To transcontinental travelers the deserts are bleak, forbidding wastes, the very antithesis of life, and are passed with a shudder. But to him who follows their shifting trails with burro and pack saddle they open up a new world; animals, plants and the very rocks wholly unlike those of his well-trodden paths through fields and meadows. He may travel for days over the desert without meeting a familiar plant, no conifers, no oak, nor rose, no buttercups or violets. Plants, instead of spreading out broad green leaves to the friendly sunshine, protect themselves from the withering rays of a burning sun by casting off their leaves and forcing their twigs and branches to carry on their work, or by reducing the leaves in size and covering them either with wax, as does the creosote-bush, or with a dense layer of impervious cuticle, as does the desert holly, or with a gray mat of soft down, as do some of the daleas. Others, as the cacti, store up water in their thickened fleshy stems. Still others, members of the gourd family, develop enormous roots for water storage. Pondering on the significance of all these strange types, the wonderful adaptations, the development and modification of structures to meet these severe tests of endurance, one stands amazed at the powers of nature, realizing as never before the vital force of climatic environment.

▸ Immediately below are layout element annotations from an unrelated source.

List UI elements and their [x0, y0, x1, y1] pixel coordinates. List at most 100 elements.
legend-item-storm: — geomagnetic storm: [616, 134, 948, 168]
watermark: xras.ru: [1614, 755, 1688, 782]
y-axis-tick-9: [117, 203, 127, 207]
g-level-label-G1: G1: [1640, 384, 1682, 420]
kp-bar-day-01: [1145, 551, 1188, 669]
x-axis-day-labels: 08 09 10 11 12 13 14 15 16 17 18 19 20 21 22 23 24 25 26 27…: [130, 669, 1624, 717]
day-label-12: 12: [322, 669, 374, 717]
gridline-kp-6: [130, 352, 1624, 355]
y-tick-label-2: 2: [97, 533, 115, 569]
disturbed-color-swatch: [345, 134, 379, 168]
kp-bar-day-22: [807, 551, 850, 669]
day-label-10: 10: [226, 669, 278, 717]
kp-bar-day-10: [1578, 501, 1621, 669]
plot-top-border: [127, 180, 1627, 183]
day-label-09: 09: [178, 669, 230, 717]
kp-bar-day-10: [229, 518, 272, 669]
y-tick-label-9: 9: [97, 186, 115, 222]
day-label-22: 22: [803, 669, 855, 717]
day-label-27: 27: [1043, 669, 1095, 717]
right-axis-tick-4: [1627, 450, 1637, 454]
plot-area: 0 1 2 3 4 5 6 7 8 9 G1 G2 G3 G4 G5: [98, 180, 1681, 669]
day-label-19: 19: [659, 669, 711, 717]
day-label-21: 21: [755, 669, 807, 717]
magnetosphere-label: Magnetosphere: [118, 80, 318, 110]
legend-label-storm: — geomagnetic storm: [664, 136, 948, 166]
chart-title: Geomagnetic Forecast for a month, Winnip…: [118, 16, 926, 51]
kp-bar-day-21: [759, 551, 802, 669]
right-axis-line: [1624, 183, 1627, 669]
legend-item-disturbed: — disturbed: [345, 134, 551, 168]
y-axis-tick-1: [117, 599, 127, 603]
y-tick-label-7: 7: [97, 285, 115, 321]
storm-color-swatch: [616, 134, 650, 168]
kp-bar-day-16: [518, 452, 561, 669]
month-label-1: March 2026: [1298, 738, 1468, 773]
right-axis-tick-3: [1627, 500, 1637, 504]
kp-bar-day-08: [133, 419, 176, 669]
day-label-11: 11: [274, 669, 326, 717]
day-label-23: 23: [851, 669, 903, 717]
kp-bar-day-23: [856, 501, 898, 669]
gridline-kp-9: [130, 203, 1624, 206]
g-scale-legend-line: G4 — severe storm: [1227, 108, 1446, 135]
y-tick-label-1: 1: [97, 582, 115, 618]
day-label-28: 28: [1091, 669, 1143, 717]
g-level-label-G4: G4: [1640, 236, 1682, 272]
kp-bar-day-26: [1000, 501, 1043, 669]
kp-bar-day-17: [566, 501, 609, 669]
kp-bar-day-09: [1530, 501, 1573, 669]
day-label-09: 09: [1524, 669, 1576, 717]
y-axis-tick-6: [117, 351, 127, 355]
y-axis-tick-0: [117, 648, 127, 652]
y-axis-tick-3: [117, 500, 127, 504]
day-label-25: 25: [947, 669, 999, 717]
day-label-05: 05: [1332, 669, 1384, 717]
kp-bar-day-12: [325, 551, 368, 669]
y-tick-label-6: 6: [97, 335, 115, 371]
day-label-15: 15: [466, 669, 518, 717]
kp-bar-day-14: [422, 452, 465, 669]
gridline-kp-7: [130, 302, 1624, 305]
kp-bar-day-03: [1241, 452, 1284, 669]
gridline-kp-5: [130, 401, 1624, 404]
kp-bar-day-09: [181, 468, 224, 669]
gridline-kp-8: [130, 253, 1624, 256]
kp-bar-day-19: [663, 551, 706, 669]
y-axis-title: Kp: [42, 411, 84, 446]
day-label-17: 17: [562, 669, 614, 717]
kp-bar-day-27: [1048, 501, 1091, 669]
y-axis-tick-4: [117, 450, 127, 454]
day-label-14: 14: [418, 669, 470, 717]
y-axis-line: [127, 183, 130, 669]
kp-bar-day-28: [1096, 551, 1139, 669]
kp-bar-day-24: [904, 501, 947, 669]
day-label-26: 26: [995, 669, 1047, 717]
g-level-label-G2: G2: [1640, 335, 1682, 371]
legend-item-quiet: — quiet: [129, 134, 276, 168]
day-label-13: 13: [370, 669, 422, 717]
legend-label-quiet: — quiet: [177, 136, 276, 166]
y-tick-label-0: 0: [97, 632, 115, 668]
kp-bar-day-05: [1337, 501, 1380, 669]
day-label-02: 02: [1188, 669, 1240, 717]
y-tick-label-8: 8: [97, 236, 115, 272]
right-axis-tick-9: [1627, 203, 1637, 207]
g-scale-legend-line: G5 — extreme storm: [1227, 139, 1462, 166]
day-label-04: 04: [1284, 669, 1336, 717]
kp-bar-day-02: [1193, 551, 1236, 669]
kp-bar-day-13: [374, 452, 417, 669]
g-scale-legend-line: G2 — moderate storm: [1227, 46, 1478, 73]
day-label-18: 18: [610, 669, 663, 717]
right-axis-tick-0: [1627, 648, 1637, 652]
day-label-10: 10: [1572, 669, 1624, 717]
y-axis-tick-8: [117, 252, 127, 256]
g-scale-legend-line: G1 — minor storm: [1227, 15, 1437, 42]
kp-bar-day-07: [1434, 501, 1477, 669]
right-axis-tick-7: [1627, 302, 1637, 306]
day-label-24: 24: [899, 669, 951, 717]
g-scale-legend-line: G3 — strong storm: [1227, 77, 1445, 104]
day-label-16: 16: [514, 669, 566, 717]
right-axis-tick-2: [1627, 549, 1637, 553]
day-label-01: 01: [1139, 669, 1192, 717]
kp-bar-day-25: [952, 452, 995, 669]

Low, straggly shrubs of subdued tone and thorny cacti are the common plants of the desert. Of these the most universal is the creosote-bush with its waxy leaves, bright yellow flowers and all-pervading odor. Along living streams grow willows and cottonwoods, but desert trees are few in number. Where a little moisture is permanently retained, mesquit, palo verde and ironwood may be found. In the Mojave Desert the most striking feature is the yucca, which forms weird, fantastic groves scattered orchard-like over many square miles, the Joshua tree of the early Mormon settlers. On the western rim of the Colorado Desert, fringing the base of the southern California mountains, are several groves of the desert palm. An especially fine group is in Palm Cañon, splendid trees with straight, unbranched trunks eighty to one hundred feet high, crowned by great tufts of spreading fan-shaped leaves and clothed sometimes nearly to the base with withered leaves that lie pendant along the sides in great thatch-like masses. Here is a veritable Saharan oasis, and there eight miles away and ten thousand feet above, stands the summit of San Jacinto, harboring typical arctic plants around its lingering patches of snow.

Such are the contrasts of California.